Prostituée par son père, tenancier d'un tripot-distillerie, Lily finit par faire fortune, à renfort d'intrigues et de coucheries, dans la banque. Un film scandaleux, censuré à sa sortie. Et bizarrement porté au pinacle, trois quarts de siècle plus tard, par certaines "feministes" américaines.

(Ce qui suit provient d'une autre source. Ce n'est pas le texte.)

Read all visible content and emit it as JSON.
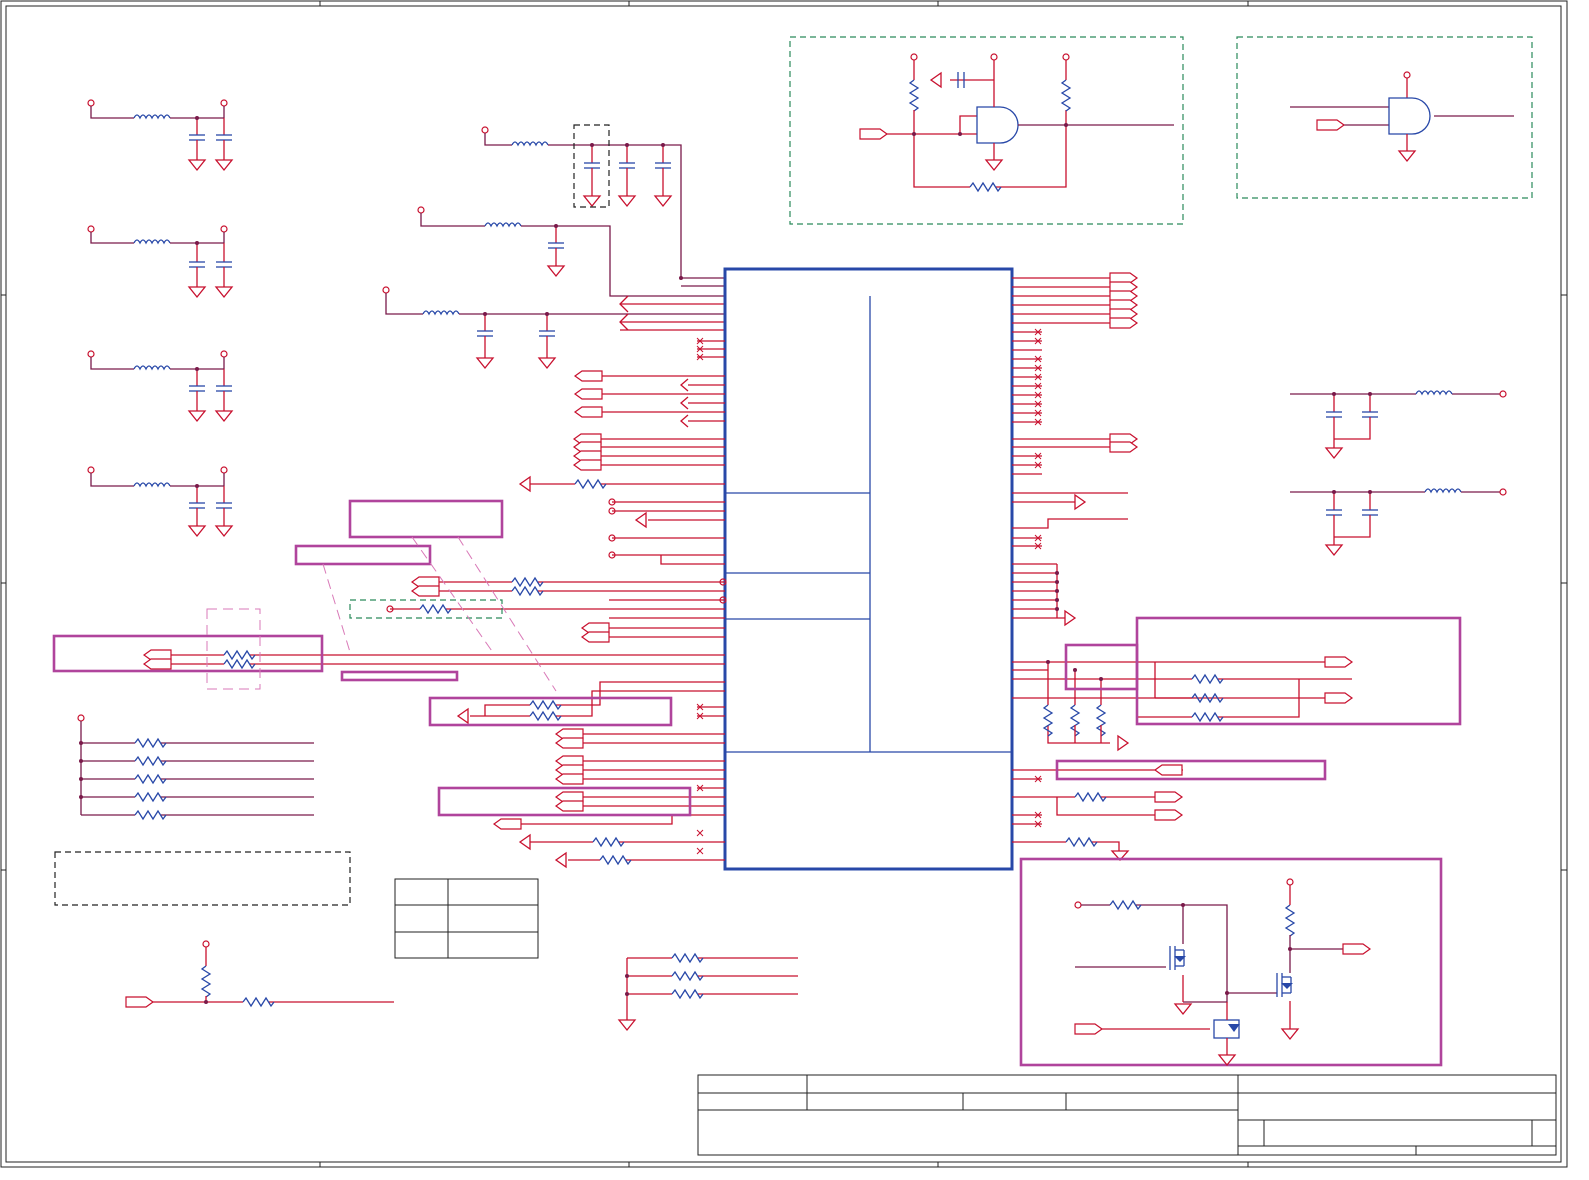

Lumière : "Lily est une victime, victime des hommes et d’un père indigne qui a abusé d’elle. Elle s’affranchit à la mort de ce dernier, appliquant ce qu’un grand lecteur de Nietzsche lui conseille : prendre conscience de sa force et éviter tout sentiment. C’est ainsi, emplie d'une farouche détermination et d'un profond dégoût pour les hommes, que Lily arrive à New York. Sortie de la misère, prête à tout pour réussir, elle se vengera d’une société patriarcale qui ignore toute morale, en utilisant les hommes comme des barreaux pour escalader l'échelle sociale. Alfred E. Green métaphorise les étages de l’immeuble de la société où travaille Lily pour illustrer son parcours jusqu’au sommet. Avec un humour irrésistible, elle effectue son ascension en un battement de cils, affirmant, d’étage en étage, son élévation sociale et son pouvoir sexuel." La version primitive, non censurée, fut présentée il y a quelques années au festival du Film de Londres. Baby Face est enfin classé à sa juste place, parmi les cent meilleurs films de tous les temps, selon Time Magazine.